Publicada em 12/11/2012

Sustentabilidade dita o ritmo do crescimento do setor, diz Biosul

Segundo Biosul, em MS expansão ocorre principalmente em áreas de pastagens.

Anderson Viegas

A sustentabilidade tem ditado o ritmo do crescimento do setor sucroenergético em Mato Grosso do Sul, segundo dados apresentados nesta quinta-feira (8), pelo presidente da Associação dos Produtores de Bioenergia (Biosul), Roberto Hollanda, durante o 4º Seminário Açúcar Ético, em Dourados.

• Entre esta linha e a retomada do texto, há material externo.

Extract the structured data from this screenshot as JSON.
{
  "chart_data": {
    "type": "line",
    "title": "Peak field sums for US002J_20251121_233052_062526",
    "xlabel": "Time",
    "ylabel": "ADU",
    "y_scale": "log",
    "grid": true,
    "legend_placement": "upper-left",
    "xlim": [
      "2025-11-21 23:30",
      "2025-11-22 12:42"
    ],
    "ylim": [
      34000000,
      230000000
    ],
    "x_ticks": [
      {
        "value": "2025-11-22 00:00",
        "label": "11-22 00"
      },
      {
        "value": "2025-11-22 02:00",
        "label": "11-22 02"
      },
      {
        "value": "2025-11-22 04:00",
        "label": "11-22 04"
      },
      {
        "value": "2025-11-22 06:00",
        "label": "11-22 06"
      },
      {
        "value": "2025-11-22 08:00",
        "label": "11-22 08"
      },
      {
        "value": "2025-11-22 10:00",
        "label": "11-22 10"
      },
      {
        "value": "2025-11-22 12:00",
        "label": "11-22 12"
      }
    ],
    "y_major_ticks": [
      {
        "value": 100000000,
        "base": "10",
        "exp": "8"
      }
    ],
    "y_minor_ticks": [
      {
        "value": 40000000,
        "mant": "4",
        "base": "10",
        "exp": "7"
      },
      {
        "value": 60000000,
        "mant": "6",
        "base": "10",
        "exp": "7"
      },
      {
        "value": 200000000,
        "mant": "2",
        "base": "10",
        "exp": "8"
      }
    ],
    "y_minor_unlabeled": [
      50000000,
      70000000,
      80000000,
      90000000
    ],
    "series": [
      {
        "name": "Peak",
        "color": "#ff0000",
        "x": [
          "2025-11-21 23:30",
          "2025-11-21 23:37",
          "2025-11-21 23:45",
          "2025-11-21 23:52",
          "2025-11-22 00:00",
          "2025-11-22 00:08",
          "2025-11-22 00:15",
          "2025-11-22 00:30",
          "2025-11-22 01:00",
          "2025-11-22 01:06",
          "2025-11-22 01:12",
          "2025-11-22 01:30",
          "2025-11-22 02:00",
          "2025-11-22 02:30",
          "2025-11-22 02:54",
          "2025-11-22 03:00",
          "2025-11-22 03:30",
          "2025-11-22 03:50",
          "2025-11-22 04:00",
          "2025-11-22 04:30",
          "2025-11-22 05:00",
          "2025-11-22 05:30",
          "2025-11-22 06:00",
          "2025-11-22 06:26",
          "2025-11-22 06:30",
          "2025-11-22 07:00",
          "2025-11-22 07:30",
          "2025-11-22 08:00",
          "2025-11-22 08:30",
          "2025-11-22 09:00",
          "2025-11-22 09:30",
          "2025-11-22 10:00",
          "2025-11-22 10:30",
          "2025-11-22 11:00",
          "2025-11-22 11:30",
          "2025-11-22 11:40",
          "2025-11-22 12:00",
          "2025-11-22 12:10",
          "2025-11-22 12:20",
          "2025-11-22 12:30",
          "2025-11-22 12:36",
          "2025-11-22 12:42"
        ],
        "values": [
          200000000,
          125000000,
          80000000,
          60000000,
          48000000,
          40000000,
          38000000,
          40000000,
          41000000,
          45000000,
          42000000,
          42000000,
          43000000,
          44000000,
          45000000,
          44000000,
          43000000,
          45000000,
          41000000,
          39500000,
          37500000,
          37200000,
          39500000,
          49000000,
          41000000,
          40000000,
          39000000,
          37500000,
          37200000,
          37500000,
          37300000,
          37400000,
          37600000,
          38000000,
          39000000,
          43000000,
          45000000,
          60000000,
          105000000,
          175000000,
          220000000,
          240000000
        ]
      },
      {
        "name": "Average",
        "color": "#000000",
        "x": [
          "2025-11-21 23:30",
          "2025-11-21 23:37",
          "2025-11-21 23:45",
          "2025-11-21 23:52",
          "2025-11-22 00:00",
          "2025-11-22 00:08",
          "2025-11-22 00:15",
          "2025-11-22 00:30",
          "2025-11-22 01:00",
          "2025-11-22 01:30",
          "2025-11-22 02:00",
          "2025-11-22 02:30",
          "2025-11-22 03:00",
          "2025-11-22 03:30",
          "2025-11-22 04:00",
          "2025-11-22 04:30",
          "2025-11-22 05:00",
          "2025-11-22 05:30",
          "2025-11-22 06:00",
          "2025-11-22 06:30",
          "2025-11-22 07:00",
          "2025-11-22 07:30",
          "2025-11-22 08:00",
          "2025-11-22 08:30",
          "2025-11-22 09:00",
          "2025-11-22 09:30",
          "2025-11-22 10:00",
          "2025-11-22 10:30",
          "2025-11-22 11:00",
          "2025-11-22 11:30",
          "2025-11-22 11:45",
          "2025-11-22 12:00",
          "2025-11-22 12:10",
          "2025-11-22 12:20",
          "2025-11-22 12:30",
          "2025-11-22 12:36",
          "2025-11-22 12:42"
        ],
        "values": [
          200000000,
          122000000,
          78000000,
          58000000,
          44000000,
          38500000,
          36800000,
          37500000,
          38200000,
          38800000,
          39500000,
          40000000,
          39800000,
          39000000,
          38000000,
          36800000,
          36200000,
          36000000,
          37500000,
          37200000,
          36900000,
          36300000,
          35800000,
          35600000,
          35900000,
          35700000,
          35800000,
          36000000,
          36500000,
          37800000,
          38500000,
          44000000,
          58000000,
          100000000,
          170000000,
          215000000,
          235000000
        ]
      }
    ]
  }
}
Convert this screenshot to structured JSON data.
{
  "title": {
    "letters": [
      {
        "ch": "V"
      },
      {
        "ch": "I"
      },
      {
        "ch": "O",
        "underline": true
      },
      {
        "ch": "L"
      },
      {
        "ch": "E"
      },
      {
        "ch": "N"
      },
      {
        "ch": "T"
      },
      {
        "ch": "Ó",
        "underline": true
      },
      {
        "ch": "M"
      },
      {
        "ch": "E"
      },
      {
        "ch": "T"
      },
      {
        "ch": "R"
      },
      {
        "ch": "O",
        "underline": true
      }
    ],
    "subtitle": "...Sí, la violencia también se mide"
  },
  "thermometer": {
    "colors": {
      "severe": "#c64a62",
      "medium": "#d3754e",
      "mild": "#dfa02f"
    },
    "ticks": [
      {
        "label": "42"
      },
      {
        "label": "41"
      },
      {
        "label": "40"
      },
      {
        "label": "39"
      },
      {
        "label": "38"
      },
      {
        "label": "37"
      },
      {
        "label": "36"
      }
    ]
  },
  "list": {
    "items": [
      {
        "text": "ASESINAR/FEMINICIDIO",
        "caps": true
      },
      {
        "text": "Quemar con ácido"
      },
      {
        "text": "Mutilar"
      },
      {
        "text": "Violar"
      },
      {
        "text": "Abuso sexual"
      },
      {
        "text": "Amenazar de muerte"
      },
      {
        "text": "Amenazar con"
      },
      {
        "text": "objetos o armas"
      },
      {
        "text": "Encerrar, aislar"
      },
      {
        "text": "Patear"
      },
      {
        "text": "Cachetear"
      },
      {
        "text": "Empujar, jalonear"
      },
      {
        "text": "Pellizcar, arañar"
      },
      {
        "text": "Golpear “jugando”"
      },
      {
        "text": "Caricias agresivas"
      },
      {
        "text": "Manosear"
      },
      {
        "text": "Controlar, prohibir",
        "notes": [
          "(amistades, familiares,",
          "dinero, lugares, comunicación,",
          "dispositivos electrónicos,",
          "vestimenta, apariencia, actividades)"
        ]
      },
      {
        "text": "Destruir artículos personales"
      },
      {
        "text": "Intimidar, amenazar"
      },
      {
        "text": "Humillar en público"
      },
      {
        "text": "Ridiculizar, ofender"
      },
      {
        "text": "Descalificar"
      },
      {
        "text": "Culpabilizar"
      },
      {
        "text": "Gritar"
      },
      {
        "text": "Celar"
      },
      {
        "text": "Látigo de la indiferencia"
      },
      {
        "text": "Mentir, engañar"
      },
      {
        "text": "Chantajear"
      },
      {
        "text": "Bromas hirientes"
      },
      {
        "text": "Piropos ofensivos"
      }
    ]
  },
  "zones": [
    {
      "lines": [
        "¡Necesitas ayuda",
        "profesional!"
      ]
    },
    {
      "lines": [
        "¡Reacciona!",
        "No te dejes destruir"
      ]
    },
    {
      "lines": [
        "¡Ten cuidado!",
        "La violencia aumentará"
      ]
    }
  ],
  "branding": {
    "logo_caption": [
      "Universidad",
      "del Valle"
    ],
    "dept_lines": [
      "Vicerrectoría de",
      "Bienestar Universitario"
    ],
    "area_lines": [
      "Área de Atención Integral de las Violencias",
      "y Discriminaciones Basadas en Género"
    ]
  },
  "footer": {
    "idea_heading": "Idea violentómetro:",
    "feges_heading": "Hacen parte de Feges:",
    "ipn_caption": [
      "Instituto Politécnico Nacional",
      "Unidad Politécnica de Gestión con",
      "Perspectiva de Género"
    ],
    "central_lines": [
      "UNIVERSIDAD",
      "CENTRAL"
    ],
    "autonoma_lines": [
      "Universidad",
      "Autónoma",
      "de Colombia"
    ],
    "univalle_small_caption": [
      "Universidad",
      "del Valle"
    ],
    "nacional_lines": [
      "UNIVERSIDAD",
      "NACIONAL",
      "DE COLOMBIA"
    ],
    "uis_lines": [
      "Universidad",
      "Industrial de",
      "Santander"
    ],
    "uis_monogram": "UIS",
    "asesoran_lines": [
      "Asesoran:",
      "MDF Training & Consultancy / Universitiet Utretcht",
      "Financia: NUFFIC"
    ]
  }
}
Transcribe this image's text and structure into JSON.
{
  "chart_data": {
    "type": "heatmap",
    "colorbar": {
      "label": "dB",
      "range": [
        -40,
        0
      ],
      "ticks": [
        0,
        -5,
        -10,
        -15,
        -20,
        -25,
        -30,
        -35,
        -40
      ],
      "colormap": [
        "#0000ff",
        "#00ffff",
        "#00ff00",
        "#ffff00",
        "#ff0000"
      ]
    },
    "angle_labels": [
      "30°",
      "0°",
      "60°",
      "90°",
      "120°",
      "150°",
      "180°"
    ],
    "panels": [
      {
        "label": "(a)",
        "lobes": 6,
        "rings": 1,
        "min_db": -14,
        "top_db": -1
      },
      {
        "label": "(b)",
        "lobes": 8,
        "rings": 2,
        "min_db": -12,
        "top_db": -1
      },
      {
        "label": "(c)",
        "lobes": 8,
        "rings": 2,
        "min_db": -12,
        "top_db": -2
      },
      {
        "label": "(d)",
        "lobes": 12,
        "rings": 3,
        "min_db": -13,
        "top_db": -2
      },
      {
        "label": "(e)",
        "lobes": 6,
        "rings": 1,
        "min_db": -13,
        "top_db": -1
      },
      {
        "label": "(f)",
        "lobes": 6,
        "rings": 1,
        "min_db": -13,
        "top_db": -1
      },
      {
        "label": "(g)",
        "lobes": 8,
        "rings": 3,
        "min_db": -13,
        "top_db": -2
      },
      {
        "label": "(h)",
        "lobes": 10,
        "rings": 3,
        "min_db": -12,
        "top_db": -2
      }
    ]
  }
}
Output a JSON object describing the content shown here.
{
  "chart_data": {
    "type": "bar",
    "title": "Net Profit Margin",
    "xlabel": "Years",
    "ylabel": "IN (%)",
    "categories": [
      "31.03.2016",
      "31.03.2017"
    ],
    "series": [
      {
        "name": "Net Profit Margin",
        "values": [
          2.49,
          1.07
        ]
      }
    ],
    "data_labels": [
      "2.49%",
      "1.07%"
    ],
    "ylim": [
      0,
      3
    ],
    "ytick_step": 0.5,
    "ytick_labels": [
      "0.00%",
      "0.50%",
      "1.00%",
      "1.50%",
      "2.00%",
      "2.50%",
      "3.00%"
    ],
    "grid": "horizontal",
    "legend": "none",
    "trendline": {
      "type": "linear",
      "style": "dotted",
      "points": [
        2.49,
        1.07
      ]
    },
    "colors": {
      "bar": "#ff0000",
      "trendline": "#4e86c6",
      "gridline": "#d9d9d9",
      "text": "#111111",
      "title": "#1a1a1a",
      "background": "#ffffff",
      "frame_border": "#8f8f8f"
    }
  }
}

Hollanda destacou que em um período de 34 anos a moagem de cana no Estado saltou de 100 mil toneladas para chegar a 38,6 milhões que deve atingir nesta safra, o que coloca Mato Grosso do Sul como o quinto maior produtor nacional. Com essa quantidade de matéria-prima o setor deve processar neste ciclo 1,920 milhão de toneladas de açúcar, 1,990 bilhão de litros de etanol e cogerar 1.300 Gwh.

Essa expansão, segundo o presidente da Biosul tem ocorrido de modo sustentável, tanto que o setor ocupa atualmente com 648 mil hectares cultivados, apenas 3% da área do Estado, e a incorporação de novos campos de plantio da cana vem ocorrendo principalmente em antigas pastagens degradadas (87%).

Conforme Hollanda, a expansão da cana sobre áreas de pastagens degradadas no Estado possibilitou o seqüestro equivalente a 260 mil toneladas de CO2 no solo nos últimos cinco anos.

Mato Grosso do Sul, de acordo com ele, é também o Estado do País em que o processo de mecanização está mais adiantado, com 94% da colheita sendo mecanizada.

No que se refere aos aspectos trabalhistas do setor, o presidente da Biosul apontou que o setor gera diretamente 30 mil empregos com suas 22 plantas em operação e pelo menos 90 mil indiretos, e que destas vagas, 83% são permanentes.

Também ressaltou que o segmento tem o maior salário médio da agricultura no Estado, com R$ 1.487, a segunda maior massa salarial de Mato Grosso do Sul, com R$ 588,9 milhões, e ainda é o terceiro maior empregador.

Na questão social, Hollanda ressaltou que as usinas mantém 34 projetos sociais e assistência médica a mais de 20 mil pessoas, além de praticarem a sustentabilidade corporativa. A entidade, em parceria com as próprias usinas e outras instituições investe também em capacitação. Somente o Senai/MS capacitou no ano passado mais de dois mil alunos em 20 cursos.